За прошедшие дни Густафссон старался приспособиться к новому образу жизни. К нему даже вернулось желание жить и радоваться, он честно пытался привыкнуть к новым условиям, но теперь увидел, что карточный домик надежд зашатался и вот-вот рухнет.
— Но… но…
— Мы можем только одно, — сказал доктор. — Можем подставить им ножку. Вчера, узнав о проделках еженедельника «Глаз», я страшно огорчился. Но вечером мне позвонили с телевидения…
— Одно другого не лучше, — вырвалось у Густафссона.
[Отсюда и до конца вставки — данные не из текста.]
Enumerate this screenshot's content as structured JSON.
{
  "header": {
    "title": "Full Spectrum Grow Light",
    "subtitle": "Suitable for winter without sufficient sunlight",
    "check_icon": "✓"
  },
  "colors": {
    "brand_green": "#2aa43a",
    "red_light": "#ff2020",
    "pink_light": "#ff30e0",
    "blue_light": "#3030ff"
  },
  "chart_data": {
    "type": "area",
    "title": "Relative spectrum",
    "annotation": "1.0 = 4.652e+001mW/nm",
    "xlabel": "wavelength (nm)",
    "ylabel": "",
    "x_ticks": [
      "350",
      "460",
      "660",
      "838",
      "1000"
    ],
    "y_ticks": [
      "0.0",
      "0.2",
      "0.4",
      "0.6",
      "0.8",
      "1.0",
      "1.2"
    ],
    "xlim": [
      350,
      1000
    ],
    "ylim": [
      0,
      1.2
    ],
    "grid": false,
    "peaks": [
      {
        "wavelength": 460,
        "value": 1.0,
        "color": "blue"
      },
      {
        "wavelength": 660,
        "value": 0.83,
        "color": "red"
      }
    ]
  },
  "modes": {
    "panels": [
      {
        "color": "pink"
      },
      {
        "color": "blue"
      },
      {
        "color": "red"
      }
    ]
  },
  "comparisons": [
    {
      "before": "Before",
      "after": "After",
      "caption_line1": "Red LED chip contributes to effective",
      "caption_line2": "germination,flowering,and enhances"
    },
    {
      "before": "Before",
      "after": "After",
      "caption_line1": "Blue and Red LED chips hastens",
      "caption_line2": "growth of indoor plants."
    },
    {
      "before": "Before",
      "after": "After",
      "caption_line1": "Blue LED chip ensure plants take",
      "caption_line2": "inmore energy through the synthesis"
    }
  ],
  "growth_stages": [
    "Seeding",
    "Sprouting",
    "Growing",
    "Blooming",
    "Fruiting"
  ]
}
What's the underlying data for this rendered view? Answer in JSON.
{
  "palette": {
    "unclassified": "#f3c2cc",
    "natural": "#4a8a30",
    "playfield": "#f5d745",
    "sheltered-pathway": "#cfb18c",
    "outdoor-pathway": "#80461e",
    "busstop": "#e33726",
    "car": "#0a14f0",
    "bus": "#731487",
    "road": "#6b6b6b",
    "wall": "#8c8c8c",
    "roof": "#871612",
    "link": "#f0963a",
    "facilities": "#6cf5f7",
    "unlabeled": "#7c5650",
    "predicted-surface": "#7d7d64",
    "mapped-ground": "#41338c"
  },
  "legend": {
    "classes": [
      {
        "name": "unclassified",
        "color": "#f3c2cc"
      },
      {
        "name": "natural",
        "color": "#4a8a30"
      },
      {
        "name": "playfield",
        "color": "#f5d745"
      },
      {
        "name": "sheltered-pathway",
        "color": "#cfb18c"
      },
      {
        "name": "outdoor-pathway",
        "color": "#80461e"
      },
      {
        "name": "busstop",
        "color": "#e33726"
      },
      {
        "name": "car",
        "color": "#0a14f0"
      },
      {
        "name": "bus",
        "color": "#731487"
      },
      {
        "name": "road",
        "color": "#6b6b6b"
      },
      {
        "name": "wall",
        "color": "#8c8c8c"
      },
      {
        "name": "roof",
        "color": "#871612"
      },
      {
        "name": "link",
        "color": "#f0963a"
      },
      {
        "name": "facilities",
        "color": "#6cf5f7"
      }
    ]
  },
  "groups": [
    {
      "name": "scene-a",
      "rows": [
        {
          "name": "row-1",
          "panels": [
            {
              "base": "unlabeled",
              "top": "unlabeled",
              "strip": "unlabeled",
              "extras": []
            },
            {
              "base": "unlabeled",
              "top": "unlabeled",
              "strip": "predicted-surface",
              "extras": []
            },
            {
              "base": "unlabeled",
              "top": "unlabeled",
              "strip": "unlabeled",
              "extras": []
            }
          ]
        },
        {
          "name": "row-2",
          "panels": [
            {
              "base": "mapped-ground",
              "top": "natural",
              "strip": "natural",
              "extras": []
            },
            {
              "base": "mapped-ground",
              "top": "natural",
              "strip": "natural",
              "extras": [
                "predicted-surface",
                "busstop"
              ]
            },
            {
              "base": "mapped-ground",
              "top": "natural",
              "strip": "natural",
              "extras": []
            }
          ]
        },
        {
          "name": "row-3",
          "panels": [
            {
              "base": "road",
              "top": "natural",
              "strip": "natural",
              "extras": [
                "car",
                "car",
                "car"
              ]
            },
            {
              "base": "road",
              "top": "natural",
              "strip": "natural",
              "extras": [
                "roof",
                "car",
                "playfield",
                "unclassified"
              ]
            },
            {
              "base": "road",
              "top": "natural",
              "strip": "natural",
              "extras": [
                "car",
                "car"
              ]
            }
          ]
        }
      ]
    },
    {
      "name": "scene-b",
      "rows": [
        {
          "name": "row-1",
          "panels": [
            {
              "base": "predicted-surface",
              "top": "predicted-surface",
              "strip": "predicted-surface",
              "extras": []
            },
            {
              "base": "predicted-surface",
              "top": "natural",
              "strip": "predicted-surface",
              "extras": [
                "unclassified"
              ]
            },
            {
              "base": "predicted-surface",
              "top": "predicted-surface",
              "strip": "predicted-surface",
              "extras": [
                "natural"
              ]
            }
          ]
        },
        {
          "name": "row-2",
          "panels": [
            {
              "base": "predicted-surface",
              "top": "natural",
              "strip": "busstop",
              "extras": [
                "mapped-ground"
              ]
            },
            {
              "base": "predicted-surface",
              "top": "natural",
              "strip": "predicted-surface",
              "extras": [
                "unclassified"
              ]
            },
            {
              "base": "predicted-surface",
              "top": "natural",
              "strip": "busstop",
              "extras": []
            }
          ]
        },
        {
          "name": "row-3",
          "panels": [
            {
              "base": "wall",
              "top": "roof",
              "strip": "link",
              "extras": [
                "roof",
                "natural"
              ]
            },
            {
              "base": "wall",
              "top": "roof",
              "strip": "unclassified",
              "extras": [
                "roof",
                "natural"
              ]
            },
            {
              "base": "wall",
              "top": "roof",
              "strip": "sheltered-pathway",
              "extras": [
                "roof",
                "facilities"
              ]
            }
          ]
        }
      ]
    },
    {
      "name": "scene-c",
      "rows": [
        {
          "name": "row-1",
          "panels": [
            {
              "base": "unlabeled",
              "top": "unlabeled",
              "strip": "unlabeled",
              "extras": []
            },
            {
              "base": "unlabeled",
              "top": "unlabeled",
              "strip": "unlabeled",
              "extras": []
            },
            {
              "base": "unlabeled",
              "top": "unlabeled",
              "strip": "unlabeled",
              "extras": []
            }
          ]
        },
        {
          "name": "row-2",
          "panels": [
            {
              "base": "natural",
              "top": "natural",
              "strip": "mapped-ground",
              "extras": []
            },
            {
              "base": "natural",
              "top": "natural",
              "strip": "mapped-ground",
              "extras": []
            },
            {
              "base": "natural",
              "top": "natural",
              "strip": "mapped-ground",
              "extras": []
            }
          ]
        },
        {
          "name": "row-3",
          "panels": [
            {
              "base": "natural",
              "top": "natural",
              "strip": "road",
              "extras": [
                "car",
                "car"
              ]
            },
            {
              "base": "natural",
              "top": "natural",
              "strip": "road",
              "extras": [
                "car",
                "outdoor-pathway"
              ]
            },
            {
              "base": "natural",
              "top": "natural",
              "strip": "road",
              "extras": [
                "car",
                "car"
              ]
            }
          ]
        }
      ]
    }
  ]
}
— Ну, не скажите, тут все дело в передаче. Вас, например, хотят представить в субботней развлекательной программе. Тут и речи не может быть о выслеживании или разнюхивании, о сенсациях, новинках, чудесах или как там еще называются их другие передачи. Если б они позвонили мне позавчера, я попросил бы их повременить. Но теперь все складывается так, что у нас нет выбора. Я представляю себе наше выступление так: сперва я рассказываю о вертотоне и его действии, потом слово предоставляется вам, и вы отвечаете на вопросы или что-нибудь в этом роде… По крайней мере Аффе, который ведет эту передачу, показался мне достаточно тактичным.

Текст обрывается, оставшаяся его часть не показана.